Walpurgistag
Eigentlich ist er im Moment noch überflüssig, es reicht, wenn er in zwei Stunden kommt, aber ich habe das Bedürfnis, einen Moment allein zu sein mit Papa. Diese Treffen mit ihm sind wie die Kaffeetafeln
bei meinen Großeltern am Sonntagnachmittag, damals, als Papa noch die Körpertemperatur von siebenunddreißig Grad Celsius hatte. Papa spricht gar nicht, und ich sag auch nicht viel.
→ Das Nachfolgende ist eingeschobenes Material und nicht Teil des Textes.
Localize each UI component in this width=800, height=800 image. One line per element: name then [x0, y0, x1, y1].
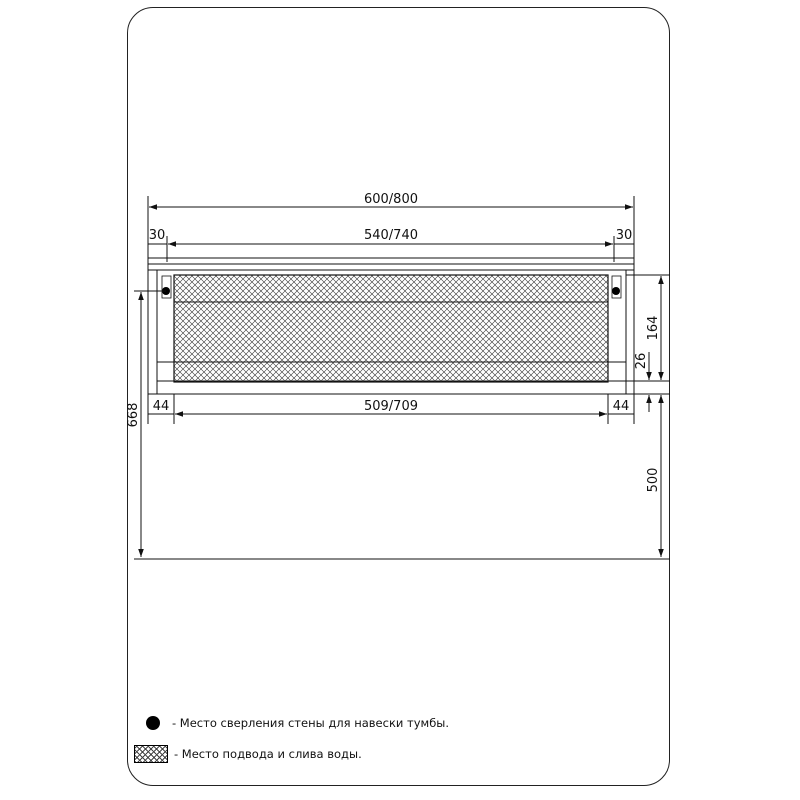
mounting-bracket-left: [162, 276, 171, 298]
side-left-label: 30: [148, 228, 166, 243]
bottom-left-label: 44: [152, 399, 170, 414]
bottom-right-label: 44: [612, 399, 630, 414]
bottom-offset-label: 26: [634, 352, 649, 370]
zone-height-label: 164: [646, 315, 661, 341]
legend-drill: [134, 716, 449, 730]
water-legend-label: - Место подвода и слива воды.: [174, 747, 362, 761]
water-supply-zone: [174, 275, 608, 382]
side-right-label: 30: [615, 228, 633, 243]
floor-height-label: 500: [646, 467, 661, 493]
drill-legend-label: - Место сверления стены для навески тумбы.: [172, 716, 450, 730]
bottom-width-label: 509/709: [363, 399, 419, 414]
hatch-swatch-icon: [134, 745, 168, 763]
legend-water: [134, 745, 362, 763]
total-height-label: 668: [126, 402, 141, 428]
mounting-bracket-right: [612, 276, 621, 298]
overall-width-label: 600/800: [363, 192, 419, 207]
inner-width-label: 540/740: [363, 228, 419, 243]
drill-point-icon: [146, 716, 160, 730]
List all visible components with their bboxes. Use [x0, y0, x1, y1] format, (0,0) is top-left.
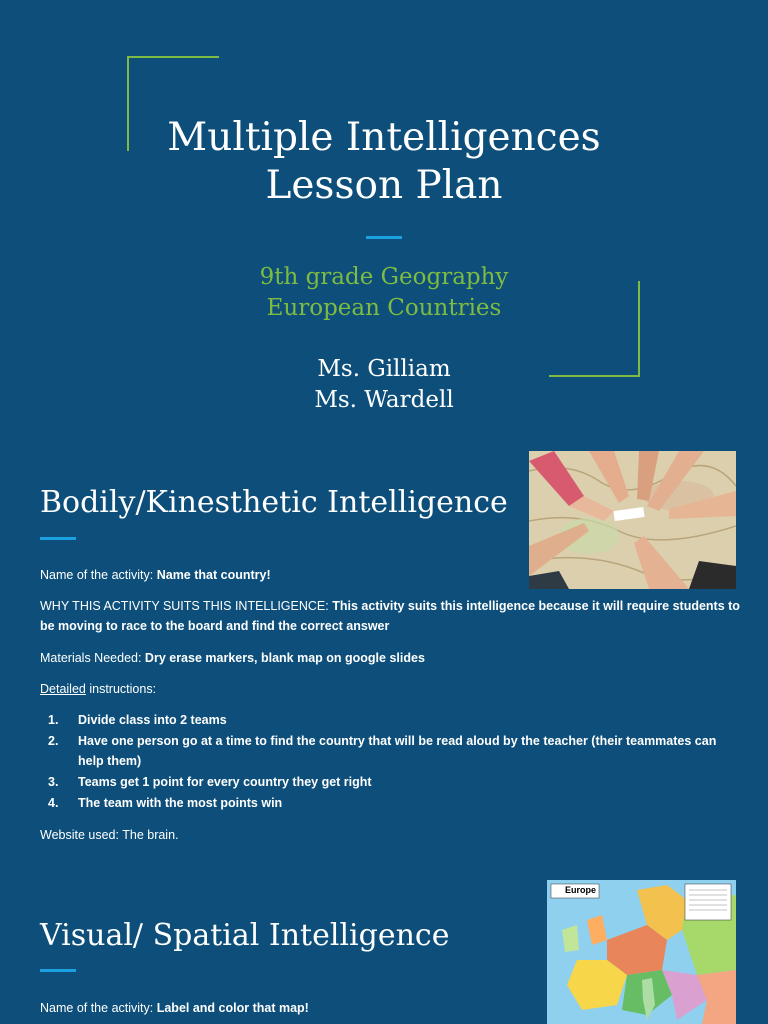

Das ist überhaupt das Beste an meinen Lebensumständen, dass ich nicht viel zu sagen brauche.
Ich warte, bis die Bunkertür ins Schloss fällt, dann öffne ich den Deckel. Papa liegt in seiner Löffelchenstellung. Fehlt eigentlich nur das Daumenlutschen. Ganz friedlich. Ich weiß nicht, wie es ihm gelingt, sich seit mehr als zehn Jahren in diesem Zustand zu halten. Er hat schon immer einen schrecklichen Dickkopf gehabt, und nur an dunklen Tagen, wenn im Bunker der Strom ausfällt, weil Liebig oben seine Rechnung nicht bezahlt hat oder ich vor Polizeistreifen ausweichen muss, hasse ich ihn dafür.
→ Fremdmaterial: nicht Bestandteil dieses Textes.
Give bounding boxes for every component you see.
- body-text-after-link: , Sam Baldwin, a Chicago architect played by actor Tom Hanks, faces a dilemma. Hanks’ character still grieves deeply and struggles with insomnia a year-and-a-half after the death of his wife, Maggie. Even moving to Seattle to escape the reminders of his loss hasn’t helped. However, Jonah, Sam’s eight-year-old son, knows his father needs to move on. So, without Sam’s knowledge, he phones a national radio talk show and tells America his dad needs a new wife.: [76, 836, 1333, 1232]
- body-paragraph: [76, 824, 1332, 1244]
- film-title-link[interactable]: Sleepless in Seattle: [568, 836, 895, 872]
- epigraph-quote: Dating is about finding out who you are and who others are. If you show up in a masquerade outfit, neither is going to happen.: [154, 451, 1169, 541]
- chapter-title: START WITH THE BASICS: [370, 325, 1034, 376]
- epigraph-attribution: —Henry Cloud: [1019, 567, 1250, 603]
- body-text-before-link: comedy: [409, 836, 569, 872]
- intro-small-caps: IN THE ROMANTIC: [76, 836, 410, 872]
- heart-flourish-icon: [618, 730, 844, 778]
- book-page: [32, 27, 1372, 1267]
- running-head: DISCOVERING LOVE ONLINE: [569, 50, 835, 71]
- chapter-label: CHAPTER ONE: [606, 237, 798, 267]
Am 7. Februar ist Papa fünfundsechzig Jahre alt geworden. Er sieht aus wie Mitte fünfzig, denn sein Alterungsprozess ist extrem verlangsamt. Er ist jetzt seit mehr als zehn Jahre eingefroren, wenn er sich weiterhin so gut hält, werden wir in spätestens sechzehn Jahren aussehen wie Gleichaltrige. Und in weiteren zehn Jahren gehe ich als seine Mutter durch, wie ein Kind benimmt er sich ja schon lange genug.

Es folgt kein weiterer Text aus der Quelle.